Background Sequential Loading

Over the length of the narrative of a flash project there are many times where you can sneakily load content whilst the user is engaged with the current content. In a sense your are trying to anticipate the users next navigation choice and load that rich content before they get there. This may mean splitting up a site into small chunks and sequentially loading these so not to bomb their connection. You need to manage this in a way they may add to the interactive experience, an example maybe to only show the menu item of a section when that section has loaded.

I am not opposite to preloaders or providing visual feed back to users of content loading, if fact I tailor these into the experience. It is about giving life to a project so it slowly becomes whole. A case study of this is the Template site Spacial, the sections load one after another and the menu and the visual appearance of the pages are all controlled by the loading of that section. This gives a feeling of the pages being drawn in front of you. This site needed all of the sections to be displayed as part of the visual and interactive design. The sections cannot be access until they are loaded.

You can also use systems where the content is sequentially loading in the background and give an “On Demand” override that loads or continues to load that content, stopping any loading to free up the connection. You’ll need to check the current loading progress and work out whether it is worth stopping it or just load what he user wants as well. I don’t recommend killing a URLloader at all. You do need to be careful if you build too much complexity, just as much as trying to load too much!

You really need to beware of order of events issues with this style of loading, the point is not to expect anything in the content until it has loaded.

Asymmetrical Loading

I mentioned before that the best comparison is to existing web content is a typical html page, where the content is loaded in small chucks and is almost displayed in a ranking based on file size. We all experience this day to day and in someways users are completely use to this.

Flash has always been the fat beast of user experience and has fought hard to be incorporate into the web.
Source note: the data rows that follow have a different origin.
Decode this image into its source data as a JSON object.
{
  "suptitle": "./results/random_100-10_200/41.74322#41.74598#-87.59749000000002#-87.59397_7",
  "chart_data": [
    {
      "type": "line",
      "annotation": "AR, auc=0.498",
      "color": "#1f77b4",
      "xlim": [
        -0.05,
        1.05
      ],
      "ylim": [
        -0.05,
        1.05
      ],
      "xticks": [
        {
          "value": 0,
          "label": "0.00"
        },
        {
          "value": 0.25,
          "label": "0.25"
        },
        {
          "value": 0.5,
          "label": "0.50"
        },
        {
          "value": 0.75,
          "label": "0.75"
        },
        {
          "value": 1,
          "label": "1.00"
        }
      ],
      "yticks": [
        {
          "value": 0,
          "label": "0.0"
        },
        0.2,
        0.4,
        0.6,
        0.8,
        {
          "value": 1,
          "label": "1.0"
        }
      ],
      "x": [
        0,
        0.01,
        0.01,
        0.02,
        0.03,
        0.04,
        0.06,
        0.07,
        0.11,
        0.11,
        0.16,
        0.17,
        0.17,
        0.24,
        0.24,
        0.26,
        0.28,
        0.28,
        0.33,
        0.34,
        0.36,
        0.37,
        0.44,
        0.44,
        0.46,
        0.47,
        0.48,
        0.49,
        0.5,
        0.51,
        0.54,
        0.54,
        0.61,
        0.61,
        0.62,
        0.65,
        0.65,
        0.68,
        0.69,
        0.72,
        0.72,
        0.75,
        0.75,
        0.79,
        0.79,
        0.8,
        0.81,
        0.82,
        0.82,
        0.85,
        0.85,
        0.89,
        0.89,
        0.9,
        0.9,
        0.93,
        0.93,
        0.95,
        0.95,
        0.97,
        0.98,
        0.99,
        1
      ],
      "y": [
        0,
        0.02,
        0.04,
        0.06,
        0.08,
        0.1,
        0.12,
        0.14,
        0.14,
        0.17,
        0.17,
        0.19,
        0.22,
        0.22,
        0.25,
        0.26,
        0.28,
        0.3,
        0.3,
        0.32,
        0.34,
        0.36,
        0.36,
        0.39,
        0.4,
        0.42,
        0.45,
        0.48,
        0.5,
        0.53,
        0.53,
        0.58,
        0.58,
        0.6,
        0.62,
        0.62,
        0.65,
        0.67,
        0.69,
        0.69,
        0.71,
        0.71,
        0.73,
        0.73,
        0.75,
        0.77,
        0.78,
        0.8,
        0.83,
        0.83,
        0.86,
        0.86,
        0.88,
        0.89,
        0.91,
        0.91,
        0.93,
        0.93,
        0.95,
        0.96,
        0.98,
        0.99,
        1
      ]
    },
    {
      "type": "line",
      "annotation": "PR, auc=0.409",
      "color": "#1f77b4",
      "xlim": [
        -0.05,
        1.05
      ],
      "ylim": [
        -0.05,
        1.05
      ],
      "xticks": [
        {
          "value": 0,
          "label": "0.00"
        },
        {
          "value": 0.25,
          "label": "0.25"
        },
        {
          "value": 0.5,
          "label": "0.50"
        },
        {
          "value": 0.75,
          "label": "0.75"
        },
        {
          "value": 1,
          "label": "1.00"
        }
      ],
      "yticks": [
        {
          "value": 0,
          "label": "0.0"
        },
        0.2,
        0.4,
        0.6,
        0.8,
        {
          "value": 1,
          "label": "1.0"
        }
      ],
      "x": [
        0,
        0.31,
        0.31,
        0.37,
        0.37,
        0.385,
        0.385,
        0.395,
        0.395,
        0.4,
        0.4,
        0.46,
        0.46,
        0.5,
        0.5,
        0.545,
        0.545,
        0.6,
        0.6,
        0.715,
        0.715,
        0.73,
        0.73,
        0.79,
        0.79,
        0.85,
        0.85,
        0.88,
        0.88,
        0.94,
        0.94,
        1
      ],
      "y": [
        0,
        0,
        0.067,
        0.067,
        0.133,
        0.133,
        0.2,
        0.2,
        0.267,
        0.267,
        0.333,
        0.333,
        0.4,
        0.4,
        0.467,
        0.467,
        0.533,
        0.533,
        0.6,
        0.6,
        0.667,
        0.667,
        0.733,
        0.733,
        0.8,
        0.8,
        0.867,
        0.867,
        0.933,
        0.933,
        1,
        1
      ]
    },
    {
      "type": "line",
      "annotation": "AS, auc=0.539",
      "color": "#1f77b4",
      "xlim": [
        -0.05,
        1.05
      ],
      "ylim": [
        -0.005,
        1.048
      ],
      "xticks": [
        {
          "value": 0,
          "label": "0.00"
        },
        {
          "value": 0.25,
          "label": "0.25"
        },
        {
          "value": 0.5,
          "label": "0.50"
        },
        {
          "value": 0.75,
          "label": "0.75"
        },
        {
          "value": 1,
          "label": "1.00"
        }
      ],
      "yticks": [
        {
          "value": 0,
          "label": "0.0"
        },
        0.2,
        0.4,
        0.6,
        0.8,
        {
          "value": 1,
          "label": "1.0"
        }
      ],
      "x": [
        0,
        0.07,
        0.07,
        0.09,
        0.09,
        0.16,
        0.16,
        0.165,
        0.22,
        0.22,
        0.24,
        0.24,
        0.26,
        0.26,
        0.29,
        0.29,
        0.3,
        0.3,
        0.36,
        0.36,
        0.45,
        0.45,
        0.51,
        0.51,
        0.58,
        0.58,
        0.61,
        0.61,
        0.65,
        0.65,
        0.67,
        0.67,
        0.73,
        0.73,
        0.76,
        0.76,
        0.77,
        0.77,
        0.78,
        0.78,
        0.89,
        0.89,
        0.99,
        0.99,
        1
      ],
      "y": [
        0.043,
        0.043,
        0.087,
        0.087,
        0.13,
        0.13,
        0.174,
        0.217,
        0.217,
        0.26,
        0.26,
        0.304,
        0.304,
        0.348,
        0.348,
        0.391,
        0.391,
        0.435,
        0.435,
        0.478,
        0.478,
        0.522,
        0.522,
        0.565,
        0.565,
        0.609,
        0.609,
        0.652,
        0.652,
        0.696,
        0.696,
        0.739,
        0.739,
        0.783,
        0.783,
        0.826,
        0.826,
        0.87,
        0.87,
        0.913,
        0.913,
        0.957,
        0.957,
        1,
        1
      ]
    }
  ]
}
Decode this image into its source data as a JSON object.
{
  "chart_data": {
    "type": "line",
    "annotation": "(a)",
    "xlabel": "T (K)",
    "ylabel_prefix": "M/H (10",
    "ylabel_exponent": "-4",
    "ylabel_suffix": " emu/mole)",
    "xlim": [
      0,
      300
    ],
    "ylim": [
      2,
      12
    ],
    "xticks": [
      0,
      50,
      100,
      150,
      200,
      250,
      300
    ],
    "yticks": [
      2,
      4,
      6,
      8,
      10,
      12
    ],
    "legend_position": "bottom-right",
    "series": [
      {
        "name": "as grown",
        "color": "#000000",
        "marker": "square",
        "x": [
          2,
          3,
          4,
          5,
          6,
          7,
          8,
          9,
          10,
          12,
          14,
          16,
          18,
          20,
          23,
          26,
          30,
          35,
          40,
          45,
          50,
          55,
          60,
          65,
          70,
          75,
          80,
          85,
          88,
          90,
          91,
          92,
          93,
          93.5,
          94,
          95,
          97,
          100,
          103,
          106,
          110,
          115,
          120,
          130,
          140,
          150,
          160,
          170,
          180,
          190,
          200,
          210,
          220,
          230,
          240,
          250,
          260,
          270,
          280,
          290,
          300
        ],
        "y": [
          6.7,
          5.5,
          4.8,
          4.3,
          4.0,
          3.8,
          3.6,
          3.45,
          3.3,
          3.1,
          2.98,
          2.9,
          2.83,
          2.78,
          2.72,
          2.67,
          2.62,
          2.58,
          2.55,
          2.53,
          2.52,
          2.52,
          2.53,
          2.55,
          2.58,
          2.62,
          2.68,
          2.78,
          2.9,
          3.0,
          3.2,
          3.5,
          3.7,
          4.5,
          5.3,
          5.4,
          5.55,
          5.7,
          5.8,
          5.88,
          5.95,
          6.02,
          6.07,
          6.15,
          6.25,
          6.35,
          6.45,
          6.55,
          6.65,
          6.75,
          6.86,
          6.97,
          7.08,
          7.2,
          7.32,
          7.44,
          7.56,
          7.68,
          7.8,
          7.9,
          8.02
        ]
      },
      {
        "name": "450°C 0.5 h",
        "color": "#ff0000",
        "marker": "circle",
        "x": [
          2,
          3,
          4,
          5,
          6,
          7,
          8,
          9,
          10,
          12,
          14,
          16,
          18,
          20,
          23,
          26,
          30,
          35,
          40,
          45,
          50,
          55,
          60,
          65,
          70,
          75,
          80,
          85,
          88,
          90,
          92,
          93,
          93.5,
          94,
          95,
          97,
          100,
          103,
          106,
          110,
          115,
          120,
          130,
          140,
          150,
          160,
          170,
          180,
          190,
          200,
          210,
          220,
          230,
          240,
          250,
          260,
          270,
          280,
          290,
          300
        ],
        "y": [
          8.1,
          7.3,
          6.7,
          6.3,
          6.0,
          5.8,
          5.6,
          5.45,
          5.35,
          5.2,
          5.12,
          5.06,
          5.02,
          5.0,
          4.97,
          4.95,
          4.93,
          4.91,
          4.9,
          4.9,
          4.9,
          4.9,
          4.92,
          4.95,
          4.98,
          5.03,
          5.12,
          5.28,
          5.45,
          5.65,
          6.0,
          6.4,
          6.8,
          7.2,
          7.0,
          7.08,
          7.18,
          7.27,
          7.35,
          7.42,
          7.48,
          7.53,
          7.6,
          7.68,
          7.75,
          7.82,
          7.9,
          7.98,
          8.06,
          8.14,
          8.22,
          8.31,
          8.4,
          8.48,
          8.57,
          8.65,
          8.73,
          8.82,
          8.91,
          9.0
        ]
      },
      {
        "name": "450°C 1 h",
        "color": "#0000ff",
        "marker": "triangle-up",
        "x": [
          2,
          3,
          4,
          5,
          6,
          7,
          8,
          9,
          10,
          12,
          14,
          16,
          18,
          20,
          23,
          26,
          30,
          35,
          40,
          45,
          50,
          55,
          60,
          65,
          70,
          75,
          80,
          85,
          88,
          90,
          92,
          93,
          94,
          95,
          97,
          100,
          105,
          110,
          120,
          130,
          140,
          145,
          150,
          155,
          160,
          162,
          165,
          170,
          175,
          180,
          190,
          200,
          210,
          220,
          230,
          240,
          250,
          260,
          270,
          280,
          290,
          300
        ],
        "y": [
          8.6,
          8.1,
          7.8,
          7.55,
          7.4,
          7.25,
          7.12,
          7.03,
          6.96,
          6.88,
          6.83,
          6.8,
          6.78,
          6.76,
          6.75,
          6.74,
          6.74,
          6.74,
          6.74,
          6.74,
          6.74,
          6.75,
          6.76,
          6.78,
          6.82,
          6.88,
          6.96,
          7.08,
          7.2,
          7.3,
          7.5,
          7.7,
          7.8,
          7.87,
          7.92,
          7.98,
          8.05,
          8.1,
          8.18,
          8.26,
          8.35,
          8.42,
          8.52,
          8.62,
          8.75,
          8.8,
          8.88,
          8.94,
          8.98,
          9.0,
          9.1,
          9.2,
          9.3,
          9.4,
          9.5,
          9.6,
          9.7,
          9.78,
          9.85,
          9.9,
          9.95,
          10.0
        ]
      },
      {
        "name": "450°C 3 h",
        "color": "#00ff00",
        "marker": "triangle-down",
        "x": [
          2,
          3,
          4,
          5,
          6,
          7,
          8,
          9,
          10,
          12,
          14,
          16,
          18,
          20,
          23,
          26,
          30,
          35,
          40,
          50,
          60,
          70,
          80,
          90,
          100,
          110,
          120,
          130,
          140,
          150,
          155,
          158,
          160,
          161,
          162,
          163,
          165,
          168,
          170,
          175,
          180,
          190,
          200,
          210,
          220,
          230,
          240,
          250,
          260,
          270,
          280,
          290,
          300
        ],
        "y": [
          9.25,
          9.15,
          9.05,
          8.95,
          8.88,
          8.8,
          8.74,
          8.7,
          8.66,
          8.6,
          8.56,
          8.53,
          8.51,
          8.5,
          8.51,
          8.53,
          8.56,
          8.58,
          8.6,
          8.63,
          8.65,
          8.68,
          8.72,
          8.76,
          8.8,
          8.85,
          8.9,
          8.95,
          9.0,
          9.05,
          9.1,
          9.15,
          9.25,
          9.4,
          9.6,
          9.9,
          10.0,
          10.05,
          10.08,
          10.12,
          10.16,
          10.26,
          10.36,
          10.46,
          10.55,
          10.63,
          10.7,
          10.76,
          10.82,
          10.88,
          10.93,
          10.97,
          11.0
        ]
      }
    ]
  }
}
Over the last 7 years I have tried to step away from developing the typical embed swf for Flash content and have developed many dynamic solutions for customers and clients. It is a switch of practice where in a sense you consider your project to have a cascading file structure. Animated preloaders are hidden within the experience of the user. Streamed media is embraced to provided rich content. Efficient scripting provides rich animations and reduces file size.

There are many systems to help share content. Browser have a wonderful thing called a cache, you can use this to your advantage. Break your site up into generic files that once they loaded are cached, even if the individual aspects can be changed like text and image content. The practical methods is to separate your layout away from the content, if you have multiple styled pages store those as empty page-styles in a generic place. Once the page-style template has loaded, the content is loaded. Incorporate your art/interactive design into the process. Use the process of loading as part of the visual experience!

Investigate Adobe’s Shared Libraries, it is an incorporated solution and isn’t too difficulty for a mid level developer to get their heads around. Its not needed if you have good systems in place.

In a way it is Object Oriented Structure, thinking of your project outside of the embeded chuck that Flash has pushed designers and developers to make. Kill the fat 300kb beast and 30second preloader!